Tengo la biblioteca partida en dos, una mitad en nuestro piso de Barcelona, la otra en Águilas, en el piso de veraneo de mis padres. Volver a Águilas es recuperar la mitad olvidada de mi biblioteca, tan diferente de la otra. En Barcelona hay libros de historia, ensayos de política, tratados de libertad de expresión, biografías, filosofía, psicoanálisis, pocas novelas. En Águilas todo lo contrario: narrativa española y universal, poesía y teatro. Durante los últimos años, en Barcelona, he creado una biblioteca desprovista de lírica y he dejado de escribir novelas, enfangado en el articulismo y el ensayo, dedicando la atención que antes ponía en las fantasías propias y de otros a la burocracia sin música del presente. Algunos amigos me apremian a que vuelva a lo otro pero no conozco los senderos. Así que agarro algunos libros al azar.

Empiezan a llover de entre las páginas entradas de cine con las letras borradas por el calor, de conciertos prepandémicos, el folleto de una exposición de Escher en Madrid, otro de una muestra de fotografía aficionada de mi pueblo, panfletos de publicidad de maestros africanos que te sacan el demonio del cuerpo y te ponen espíritus buenos para dinero, amor y mal de ojo, fajas prometiendo que el libro en el que se extraviaron iba a cambiar la literatura universal, billetes de tren de viajes en los que anduve leyendo y no mirando el móvil, el boleto de una rifa que no comprobé en 2004, notas con apuntes incomprensibles y dibujos, pétalos secos, marcapáginas de librerías que ya no existen, cartas manuscritas de gente a la que no recuerdo, la polaroid de una antigua amante, una nota que me dejó mi madre diciendo que iba a volver.

Como fósiles brotados de la tierra caen de los libros las cosas del pasado y desfilan también las glosas escritas a bolígrafo y a lápiz, confusas como jeroglíficos, entusiasmadas, y las partes subrayadas que en su momento me causaron impresión y ahora me parecen superfluas, frías, como escenas eróticas aisladas de su contexto propicio, encerradas en oficinas grises, separadas del cuerpo y del amor.

Todas esas notas escritas en los márgenes, como las que encuentro en Notas en los puños de Bulgákov, son los testimonios de un lector que disfrutaba en su lectura, de alguien que esperaba capturar en la memoria fragmentos que se perdieron con el recuerdo de la comida de aquel día y marcharon por el sumidero del olvido.

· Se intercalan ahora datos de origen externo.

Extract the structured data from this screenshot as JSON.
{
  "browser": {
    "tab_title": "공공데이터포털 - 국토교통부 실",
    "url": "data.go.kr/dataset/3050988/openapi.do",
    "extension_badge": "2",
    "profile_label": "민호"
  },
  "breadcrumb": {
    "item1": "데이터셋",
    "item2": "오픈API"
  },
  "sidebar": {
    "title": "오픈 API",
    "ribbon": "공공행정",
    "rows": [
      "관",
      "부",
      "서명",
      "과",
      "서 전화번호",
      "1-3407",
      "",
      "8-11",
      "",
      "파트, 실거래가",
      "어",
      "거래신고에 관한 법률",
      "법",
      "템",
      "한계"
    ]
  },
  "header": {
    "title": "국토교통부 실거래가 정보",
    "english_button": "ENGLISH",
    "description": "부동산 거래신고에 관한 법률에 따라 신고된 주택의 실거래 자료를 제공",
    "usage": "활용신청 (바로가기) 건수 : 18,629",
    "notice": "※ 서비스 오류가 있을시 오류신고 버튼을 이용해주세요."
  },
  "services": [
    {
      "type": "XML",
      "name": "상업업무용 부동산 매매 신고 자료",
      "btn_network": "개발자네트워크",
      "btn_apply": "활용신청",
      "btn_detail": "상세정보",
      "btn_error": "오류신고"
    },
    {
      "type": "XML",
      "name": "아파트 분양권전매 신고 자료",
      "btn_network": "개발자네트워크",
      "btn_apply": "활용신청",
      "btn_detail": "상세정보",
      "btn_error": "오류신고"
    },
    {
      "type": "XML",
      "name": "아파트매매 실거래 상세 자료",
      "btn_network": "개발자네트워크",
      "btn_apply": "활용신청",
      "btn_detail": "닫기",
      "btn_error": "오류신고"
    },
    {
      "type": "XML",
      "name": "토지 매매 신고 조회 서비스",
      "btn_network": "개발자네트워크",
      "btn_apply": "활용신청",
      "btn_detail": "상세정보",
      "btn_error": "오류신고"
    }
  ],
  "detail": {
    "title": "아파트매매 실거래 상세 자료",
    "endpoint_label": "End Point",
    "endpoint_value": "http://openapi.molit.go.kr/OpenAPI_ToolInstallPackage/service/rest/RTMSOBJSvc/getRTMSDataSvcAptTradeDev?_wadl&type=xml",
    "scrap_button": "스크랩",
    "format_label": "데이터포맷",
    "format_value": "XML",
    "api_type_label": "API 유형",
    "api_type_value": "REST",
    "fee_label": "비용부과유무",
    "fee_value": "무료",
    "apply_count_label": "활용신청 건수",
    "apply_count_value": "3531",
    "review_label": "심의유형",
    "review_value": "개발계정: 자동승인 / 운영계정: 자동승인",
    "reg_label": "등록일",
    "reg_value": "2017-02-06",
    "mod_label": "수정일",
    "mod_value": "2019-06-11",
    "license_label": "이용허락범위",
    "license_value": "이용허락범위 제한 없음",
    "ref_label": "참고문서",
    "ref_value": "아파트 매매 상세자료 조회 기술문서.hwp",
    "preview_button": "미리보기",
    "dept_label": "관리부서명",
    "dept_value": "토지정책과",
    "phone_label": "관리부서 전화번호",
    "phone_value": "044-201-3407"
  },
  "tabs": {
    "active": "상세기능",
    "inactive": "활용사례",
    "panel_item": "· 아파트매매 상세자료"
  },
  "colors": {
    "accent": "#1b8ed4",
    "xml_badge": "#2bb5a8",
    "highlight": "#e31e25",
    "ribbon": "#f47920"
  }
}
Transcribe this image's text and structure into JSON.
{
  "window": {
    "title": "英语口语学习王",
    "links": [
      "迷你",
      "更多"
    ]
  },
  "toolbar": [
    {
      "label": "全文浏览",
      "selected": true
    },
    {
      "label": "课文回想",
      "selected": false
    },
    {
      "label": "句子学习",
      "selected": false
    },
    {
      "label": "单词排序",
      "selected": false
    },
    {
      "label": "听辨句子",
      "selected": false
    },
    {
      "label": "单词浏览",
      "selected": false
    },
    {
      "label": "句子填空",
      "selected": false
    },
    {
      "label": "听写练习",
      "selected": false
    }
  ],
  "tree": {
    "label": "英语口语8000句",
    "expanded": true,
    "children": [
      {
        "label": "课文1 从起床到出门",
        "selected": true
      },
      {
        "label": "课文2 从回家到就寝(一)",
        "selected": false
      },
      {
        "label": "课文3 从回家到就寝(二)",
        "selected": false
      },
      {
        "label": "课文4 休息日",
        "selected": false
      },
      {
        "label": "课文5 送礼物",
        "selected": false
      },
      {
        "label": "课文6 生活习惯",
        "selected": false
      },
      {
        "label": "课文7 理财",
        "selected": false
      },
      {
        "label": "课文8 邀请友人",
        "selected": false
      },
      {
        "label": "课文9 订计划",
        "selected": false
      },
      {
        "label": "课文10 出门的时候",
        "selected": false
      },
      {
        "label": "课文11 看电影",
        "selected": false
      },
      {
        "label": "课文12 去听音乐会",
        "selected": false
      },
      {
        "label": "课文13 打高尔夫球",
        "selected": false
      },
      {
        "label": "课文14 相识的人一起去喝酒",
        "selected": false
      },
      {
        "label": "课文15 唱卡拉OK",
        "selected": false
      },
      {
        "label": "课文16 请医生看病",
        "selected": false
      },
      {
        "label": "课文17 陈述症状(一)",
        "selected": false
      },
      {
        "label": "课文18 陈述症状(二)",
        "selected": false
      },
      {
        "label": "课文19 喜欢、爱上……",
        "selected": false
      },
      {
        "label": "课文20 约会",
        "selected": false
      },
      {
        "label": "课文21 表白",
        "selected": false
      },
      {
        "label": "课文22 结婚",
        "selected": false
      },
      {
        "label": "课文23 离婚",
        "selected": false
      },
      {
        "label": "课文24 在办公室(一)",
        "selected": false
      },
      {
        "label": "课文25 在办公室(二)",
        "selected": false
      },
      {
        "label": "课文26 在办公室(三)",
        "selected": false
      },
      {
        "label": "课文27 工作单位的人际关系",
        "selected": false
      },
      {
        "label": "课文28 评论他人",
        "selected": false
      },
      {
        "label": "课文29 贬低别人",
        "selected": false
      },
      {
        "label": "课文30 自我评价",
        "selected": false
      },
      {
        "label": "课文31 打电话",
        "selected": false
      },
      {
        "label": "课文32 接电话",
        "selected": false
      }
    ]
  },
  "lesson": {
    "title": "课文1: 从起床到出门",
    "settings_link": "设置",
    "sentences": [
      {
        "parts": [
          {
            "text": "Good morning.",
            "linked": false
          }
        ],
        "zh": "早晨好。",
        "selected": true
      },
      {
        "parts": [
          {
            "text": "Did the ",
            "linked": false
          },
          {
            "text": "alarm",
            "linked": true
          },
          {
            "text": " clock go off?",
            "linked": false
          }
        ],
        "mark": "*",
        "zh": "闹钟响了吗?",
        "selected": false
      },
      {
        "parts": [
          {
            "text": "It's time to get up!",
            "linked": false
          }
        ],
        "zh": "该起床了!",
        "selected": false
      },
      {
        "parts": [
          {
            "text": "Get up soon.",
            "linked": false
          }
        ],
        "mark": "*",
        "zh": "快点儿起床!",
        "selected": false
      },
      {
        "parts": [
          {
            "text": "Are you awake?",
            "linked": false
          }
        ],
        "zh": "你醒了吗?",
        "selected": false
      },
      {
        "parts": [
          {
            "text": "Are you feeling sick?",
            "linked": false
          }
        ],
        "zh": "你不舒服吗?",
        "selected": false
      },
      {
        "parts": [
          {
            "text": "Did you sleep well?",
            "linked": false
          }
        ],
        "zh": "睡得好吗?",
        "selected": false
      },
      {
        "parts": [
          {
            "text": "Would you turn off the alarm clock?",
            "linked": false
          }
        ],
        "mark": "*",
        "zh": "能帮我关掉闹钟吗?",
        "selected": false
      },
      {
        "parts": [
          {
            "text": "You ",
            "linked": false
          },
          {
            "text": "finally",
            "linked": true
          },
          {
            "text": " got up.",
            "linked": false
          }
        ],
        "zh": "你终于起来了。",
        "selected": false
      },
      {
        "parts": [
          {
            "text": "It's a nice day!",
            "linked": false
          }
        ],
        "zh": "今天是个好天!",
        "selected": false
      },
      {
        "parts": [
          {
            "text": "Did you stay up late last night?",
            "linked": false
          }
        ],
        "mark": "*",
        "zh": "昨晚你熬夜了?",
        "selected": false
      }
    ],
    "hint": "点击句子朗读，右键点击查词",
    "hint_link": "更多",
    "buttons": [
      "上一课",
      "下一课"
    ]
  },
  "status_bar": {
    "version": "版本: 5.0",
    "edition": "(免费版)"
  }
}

No me cuesta imaginarme a mí mismo sentado en asientos de metro, tumbado en la cama, tirado por el suelo con una flexibilidad de faquir producto de la concentración, marcando todas esas frases, un poco furiosamente, como si en el fondo intuyera que todo esto se iba a olvidar.

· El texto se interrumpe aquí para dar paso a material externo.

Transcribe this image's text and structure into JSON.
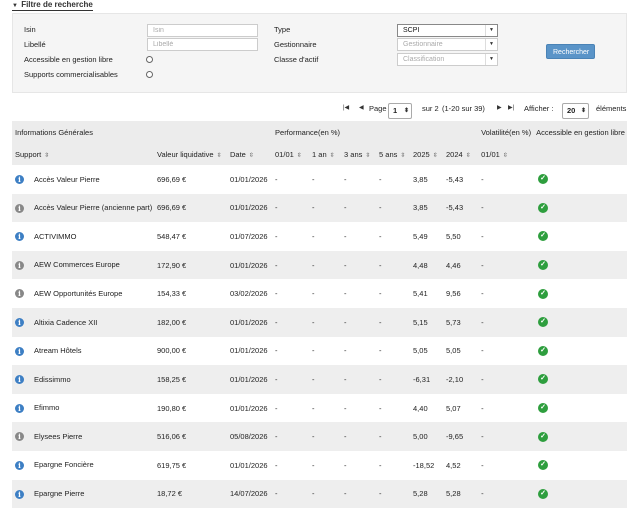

Sirven ahora como postas en un camino a ninguna parte cubierto por la maleza. Donde uno dejó ingenuas migas de pan para asegurarse el retorno, ahora están las egagrópilas de los búhos de la memoria. Me doy cuenta así, hojeando y ojeando, de que no hay vuelta de hoja posible porque ni siquiera hay recuerdo de las hojas. Si leyera otra vez cualquiera de estas novelas serían otras porque yo soy otro, igual que será otro mi hijo cuando sepa leer y se esconda aquí para saber quién ha sido su padre.